Ну еще бы! Ася представила себе плоские общежитские коечки. Там летом никакой, даже кинооткрыточнои индивидуальности. Казенно-деловой стиль, суконные одеяла, мутные стаканы, длинные веревки от штор. Сами шторы в закутке у коменданта лежат. Абитуриенты обойдутся и без них. Одеяла пересчитываются каждый вечер. Стаканы тоже.
– Ты на чем срезалась?
– Первый год на сочинении. Второй – на истории…
– А другие из вашей школы?
– Кто поступал, а кто на работу в городе устраивался!
– А ты на работу не хотела?
– На черную? Еще чего!
– Почему обязательно черную?
– А какая может быть работа без образования?
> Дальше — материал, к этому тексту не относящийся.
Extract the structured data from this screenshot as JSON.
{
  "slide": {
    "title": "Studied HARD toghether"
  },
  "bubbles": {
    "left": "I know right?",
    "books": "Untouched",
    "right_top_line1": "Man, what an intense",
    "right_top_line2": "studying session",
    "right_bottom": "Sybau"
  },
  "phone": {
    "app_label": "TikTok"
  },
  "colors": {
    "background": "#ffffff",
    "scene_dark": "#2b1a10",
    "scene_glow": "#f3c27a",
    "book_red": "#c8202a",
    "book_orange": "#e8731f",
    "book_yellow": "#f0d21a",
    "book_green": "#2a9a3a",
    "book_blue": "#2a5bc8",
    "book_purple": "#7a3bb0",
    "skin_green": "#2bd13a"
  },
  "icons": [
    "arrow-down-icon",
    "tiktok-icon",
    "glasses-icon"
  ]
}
– Всякая. Ты думаешь, у инженера в цехе очень белая работа? А можно в галантерейном магазине продавать галстуки, ленты. Разве это черная работа?
– Ну вот еще!
Асе подумалось: не надо здесь зря сидеть. Любава ей понятна до донышка. «Банка разбилась всего одна, мне хотелось, чтоб было больше… Много, много битого стекла, как после бомбежки». – «Господи, да где ж видела бомбежку?» – «В фильме „Летят журавли“. Помните, он ее несет по битому стеклу и у нее висят руки…»
Когда Ася уезжала в командировку, она в коридоре встретила Священную Корову. «Видела я таких истеричек, – сказала та. – Это – не тема. Пусть ими занимаются психиатры. Сейчас психов много. Провинциальная экзальтация. Я бы это письмо выкинула, к чертовой матери… Оно с соплями».
Битое стекло и раскинутые руки. Корова как в воду смотрела. Экзальтация. По сути. А сверху огуречный рассол откровенности.
Вошла мать. Три нижние пуговицы на халате так и не пришиты, а ведь прошло уже десять дней. А Любава лежит и, судя по всему, вставать пока не собирается. Мать подала ей молоко. Любава пила мелкими глотками, и при каждом ее глотке у матери вздрагивал подбородок.
– Все будет хорошо, – сказала Ася. – Отдыхай. Я к тебе еще зайду.